Early over expression of messenger RNA for multiple genes, including insulin, in the Pancreatic Lymph Nodes of NOD mice is associated with Islet Autoimmunity
1 Institut Pasteur, 1 Genopole, Department of Genetics & Genomics 25-28 rue du Dr Roux, 75015 Paris, France
2 Immunophysiology and Intracellular Parasitism Unit, Department of Parasitology and Mycology, 25-28 rue du Dr Roux, 75015 Paris, France
3 Barbara Davis Center for Childhood Diabetes, University of Colorado, Aurora, CO 80010, USA
Citation and License
BMC Medical Genomics 2009, 2:63 doi:10.1186/1755-8794-2-63Published: 2 October 2009
Autoimmune diabetes (T1D) onset is preceded by a long inflammatory process directed against the insulin-secreting β cells of the pancreas. Deciphering the early autoimmune mechanisms represents a challenge due to the absence of clinical signs at early disease stages. The aim of this study was to identify genes implicated in the early steps of the autoimmune process, prior to inflammation, in T1D. We have previously established that insulin autoantibodies (E-IAA) predict early diabetes onset delineating an early phenotypic check point (window 1) in disease pathogenesis. We used this sub-phenotype and applied differential gene expression analysis in the pancreatic lymph nodes (PLN) of 5 weeks old Non Obese Diabetic (NOD) mice differing solely upon the presence or absence of E-IAA. Analysis of gene expression profiles has the potential to provide a global understanding of the disease and to generate novel hypothesis concerning the initiation of the autoimmune process.
Animals have been screened weekly for the presence of E-IAA between 3 and 5 weeks of age. E-IAA positive or negative NOD mice at least twice were selected and RNAs isolated from the PLN were used for microarray analysis. Comparison of transcriptional profiles between positive and negative animals and functional annotations of the resulting differentially expressed genes, using software together with manual literature data mining, have been performed.
The expression of 165 genes was modulated between E-IAA positive and negative PLN. In particular, genes coding for insulin and for proteins known to be implicated in tissue remodelling and Th1 immunity have been found to be highly differentially expressed. Forty one genes showed over 5 fold differences between the two sets of samples and 30 code for extracellular proteins. This class of proteins represents potential diagnostic markers and drug targets for T1D.

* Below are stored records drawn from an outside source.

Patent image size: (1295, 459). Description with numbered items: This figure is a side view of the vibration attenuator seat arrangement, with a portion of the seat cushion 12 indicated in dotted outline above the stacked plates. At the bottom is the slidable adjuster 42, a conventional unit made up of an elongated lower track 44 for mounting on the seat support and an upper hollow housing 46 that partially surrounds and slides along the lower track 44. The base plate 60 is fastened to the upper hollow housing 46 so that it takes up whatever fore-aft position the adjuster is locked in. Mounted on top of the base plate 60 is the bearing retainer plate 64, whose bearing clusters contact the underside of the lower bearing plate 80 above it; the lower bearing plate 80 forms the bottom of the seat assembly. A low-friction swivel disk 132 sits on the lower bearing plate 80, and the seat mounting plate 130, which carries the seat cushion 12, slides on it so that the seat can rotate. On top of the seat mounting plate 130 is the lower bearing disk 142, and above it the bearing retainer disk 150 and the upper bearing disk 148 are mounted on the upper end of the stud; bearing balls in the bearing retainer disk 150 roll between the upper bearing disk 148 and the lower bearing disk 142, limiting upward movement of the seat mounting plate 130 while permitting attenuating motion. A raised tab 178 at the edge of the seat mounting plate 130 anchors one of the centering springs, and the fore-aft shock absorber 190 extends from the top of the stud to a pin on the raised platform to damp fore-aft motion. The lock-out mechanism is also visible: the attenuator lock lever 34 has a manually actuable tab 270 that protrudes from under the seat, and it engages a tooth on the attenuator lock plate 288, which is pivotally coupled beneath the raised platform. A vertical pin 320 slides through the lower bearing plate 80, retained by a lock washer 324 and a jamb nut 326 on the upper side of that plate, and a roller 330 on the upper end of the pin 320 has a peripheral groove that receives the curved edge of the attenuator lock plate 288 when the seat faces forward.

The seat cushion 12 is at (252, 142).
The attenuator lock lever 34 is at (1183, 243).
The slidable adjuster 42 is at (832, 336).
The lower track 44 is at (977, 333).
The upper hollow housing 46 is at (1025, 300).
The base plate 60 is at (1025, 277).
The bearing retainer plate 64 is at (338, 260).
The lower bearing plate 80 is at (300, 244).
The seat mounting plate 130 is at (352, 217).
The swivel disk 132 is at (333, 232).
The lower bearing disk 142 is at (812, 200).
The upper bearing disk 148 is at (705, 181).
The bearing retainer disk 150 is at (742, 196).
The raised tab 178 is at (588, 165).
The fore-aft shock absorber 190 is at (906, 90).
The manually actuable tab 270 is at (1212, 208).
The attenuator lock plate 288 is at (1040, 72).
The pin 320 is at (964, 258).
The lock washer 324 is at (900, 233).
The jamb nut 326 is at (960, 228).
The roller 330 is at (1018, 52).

Our data strongly suggest that the immune related mechanisms taking place at this early age in the PLN, correlate with homeostatic changes influencing tissue integrity of the adjacent pancreatic tissue. Functional analysis of the identified genes suggested that similar mechanisms might be operating during pre-inflammatory processes deployed in tissues i) hosting parasitic microorganisms and ii) experiencing unrestricted invasion by tumour cells.